[PYTHON] Feature Engineering for Machine Learning Beginning with Part 3 Google Colaboratory-Scaling

Introduction

This article discusses scaling and normalization. This article is mainly based on "Features Engineering for Machine Learning". Please check it out if you become.

What is scaling?

The range of numerical data that can be taken may or may not be fixed. Basically, the range of data that can be taken from count data is not fixed, and in the case of a model that is sensitive to the scale of features such as linear regression, learning may not be successful due to outliers or differences in scale between features. .. Unifying the scale in such a case is called scaling. Scaling includes Min-Max scaling, standardization, L2 normalization, etc., so let's introduce them in order. If you want to know more about scaling, please see the article here.

Min-Max scaling

For Min-Max scaling, set the minimum value to 0 and the maximum value to 1. If outliers are included, the range of normal values that can be taken may become too narrow due to the influence of the outliers, so standardization is basically used.

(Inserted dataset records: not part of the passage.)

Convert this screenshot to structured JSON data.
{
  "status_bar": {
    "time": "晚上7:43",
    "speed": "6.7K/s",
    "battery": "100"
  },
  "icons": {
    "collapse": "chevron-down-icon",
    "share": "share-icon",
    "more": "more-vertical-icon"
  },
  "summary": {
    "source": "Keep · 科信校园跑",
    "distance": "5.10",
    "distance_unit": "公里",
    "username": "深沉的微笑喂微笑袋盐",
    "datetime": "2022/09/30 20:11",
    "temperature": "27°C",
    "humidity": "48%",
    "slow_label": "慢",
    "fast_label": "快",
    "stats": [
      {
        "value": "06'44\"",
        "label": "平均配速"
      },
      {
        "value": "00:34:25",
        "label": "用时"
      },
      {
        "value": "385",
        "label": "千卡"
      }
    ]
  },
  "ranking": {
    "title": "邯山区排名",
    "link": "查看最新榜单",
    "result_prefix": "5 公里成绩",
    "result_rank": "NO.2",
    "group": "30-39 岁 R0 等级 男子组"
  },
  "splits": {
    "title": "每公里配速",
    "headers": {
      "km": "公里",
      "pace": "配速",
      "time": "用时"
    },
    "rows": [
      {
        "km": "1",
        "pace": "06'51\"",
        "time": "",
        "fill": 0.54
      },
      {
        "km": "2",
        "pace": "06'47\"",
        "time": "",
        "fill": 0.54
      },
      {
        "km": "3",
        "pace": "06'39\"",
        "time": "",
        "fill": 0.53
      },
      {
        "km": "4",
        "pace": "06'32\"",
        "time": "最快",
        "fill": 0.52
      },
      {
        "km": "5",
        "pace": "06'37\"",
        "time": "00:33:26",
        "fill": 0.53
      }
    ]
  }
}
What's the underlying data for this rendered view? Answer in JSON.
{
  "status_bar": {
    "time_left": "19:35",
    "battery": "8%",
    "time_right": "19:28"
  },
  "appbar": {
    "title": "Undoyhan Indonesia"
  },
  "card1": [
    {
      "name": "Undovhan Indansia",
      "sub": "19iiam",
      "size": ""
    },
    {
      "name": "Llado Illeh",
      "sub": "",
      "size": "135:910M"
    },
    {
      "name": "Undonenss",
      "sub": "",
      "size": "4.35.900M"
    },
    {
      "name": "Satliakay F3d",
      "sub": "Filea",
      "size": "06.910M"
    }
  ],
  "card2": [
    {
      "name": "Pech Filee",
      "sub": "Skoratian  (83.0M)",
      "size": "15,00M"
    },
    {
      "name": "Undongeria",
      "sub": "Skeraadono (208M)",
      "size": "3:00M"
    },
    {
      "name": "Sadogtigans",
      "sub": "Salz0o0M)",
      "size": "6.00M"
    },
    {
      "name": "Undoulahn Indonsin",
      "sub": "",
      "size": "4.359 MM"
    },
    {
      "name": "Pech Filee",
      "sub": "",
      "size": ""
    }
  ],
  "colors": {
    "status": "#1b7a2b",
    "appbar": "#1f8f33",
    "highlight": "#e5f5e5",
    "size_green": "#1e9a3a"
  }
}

\tilde{x} = \frac{x - min(x)}{max(x) - min(x)}
import numpy as np
import pandas as pd
from sklearn.preprocessing import MinMaxScaler

##Random number fixed
np.random.seed(100)
data_array = []
for i in range(1, 100):
  s = np.random.randint(0, i * 10, 10)
  data_array.extend(s)
data_array.extend(np.zeros(100))
data = pd.DataFrame({'Listen Count': data_array})

print(data.max()) # 977.0
print(data.min()) # 0

scaler = MinMaxScaler()
data_n = scaler.fit_transform(data)
data_n = pd.DataFrame(data_n)

print(data_n.max()) ## 1.0
print(data_n.min()) ## 0

Standardization

In standardization, the mean is 0 and the variance is 1. If the original feature has a normal distribution The standardized feature has a standard normal distribution.

\tilde{x} = \frac{x - mean(x)}{sqrt(var(x))}
import numpy as np
import pandas as pd
from sklearn.preprocessing import StandardScaler

##Random number fixed
np.random.seed(100)
data_array = []
for i in range(1, 100):
  s = np.random.randint(0, i * 10, 10)
  data_array.extend(s)
data_array.extend(np.zeros(100))
data = pd.DataFrame({'Listen Count': data_array})

scaler = StandardScaler()
data_n = scaler.fit_transform(data)
data_n = pd.DataFrame({'Listen Count': data_n.ravel()})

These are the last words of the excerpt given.